Safety in Numbers — Carl Hiaasen counts the folks in the NRA.

A conservative pollster reported that more than 70 percent of NRA members surveyed support certain reforms that are rabidly opposed by the leadership — requiring criminal background checks on all gun buyers, for example, and banning firearm ownership by anyone on the FBI’s terrorist watch list.

Another fact that the NRA doesn’t brag about: Its funding increasingly depends on gun manufacturers, not gun owners. According to the Violence Policy Center, 22 firearms manufacturers, including Beretta USA and Smith & Wesson, gave almost $39 million to the NRA between 2005 and 2011.

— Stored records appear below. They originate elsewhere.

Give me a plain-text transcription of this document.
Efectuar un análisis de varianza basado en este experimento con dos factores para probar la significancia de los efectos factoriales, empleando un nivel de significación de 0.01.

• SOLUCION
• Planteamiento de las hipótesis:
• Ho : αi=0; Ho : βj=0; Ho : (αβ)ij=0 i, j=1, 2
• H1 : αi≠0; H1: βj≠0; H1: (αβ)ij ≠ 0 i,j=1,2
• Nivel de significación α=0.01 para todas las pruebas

So it’s basically a corporate shill promoting itself as a grass-roots defender of the Constitution.

In many states the NRA has used campaign contributions and threats of retribution to secure political puppets such as Baxley. The successful tactic has given the lobby a clout that far outweighs the true size of its constituency.

The NRA claims 4.3 million members. If you charitably assume it’s not padding the numbers, the total still represents just a tiny fraction of American gun owners, of whom there are at least 146 million.

In other words, more than 97 percent of legal gun owners in this country — hunters, target shooters, people who keep or carry a firearm for protection — don’t belong to the NRA.

Many gun owners have multiple weapons (I own two, a shotgun and a rifle), but the vast majority don’t keep assault rifles or military-style semi-automatics of the type used on the moviegoers in Aurora, Colo., the children in Newtown or, more recently, four firefighters and an off-duty policeman in Webster, New York.

Doonesbury — Job fair.

One bark on “Sunday Reading

  1. The gun lobby wants to make sure the gun makers keep their profits up so they advance this “They are coming for your guns!” stuff. It is all about scaring people so they buy even more guns so gun manufacturers continue to get rich. They value money more than innocent people in movie theaters and children in classrooms. It is such a shame and a pity.